A team of researchers has discovered an undocumented genus of electric fish in the shallow waters of South America's upper Mazaruni River. 
The Akawaio penak was identified by tissue samples that the international team of scientists collected during a recent study of a remote part of Guyana, South America, where the fish dwells, University of Toronto News reports. The location contains numerous rivers and, for the most part, has remained unexplored for 30 million years. This isolation has led to a large amount of biological discoveries in the region. 

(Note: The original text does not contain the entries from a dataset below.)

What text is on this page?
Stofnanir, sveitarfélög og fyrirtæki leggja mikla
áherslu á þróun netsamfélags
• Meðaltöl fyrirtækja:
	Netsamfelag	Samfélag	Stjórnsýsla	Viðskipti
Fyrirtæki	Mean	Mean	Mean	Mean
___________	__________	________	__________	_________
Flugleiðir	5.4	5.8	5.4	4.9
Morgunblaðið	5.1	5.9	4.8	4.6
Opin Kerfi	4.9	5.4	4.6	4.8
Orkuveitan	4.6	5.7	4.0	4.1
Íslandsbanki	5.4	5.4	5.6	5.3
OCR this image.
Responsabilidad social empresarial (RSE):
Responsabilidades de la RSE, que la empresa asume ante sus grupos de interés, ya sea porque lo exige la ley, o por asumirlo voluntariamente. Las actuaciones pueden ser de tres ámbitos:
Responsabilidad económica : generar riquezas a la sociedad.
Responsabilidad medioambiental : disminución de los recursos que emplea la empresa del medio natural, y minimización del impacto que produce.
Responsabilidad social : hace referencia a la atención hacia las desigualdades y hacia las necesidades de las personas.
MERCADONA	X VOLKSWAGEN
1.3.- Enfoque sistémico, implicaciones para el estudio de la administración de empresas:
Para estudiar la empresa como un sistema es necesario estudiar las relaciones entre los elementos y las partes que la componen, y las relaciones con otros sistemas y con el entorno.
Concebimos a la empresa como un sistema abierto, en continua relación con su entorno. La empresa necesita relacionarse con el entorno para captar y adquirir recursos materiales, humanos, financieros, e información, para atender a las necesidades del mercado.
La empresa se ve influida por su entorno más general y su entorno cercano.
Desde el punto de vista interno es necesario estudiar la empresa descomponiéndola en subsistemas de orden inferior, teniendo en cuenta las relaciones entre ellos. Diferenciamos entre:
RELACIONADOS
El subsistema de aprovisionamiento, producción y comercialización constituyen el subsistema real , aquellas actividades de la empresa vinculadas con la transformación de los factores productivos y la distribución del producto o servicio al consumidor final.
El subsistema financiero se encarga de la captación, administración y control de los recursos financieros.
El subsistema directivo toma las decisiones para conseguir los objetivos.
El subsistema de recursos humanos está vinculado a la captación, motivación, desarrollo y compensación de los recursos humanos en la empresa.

"The fact this area is so remote and has been isolated for such a long time means you are quite likely to find new species," said Nathan Lovejoy, professor at the University of Toronto Scarborough and a member of the research team. 
The new genus of electric fish was revealed by DNA sequencing performed on samples from the fish. After the analysis was completed by Lovejoy's team at UTSC, the researchers found that the fish was actually a unique, new genus of electric fish -- the taxonomic classification level that is below a family but above a species. 
According to UTSC, The Akawaio penak is similar to other electric knifefish, featuring "a long organ running along the base of the body that produces an electric field." The eel-like fish's electric field isn't strong enough to stun prey. Instead it uses it to travel through the water, communicate with other electric fish and locate objects. And seeing that it lives in the dark, cloudy waters of the upper Mazaruni River, the fish's electric field assists it in successfully thriving in its habitat. 
The fish was named after the Akawaio American Indians that live mainly in the upper Mazaruni. The discovery was published in the journal Zoolocia Scripta.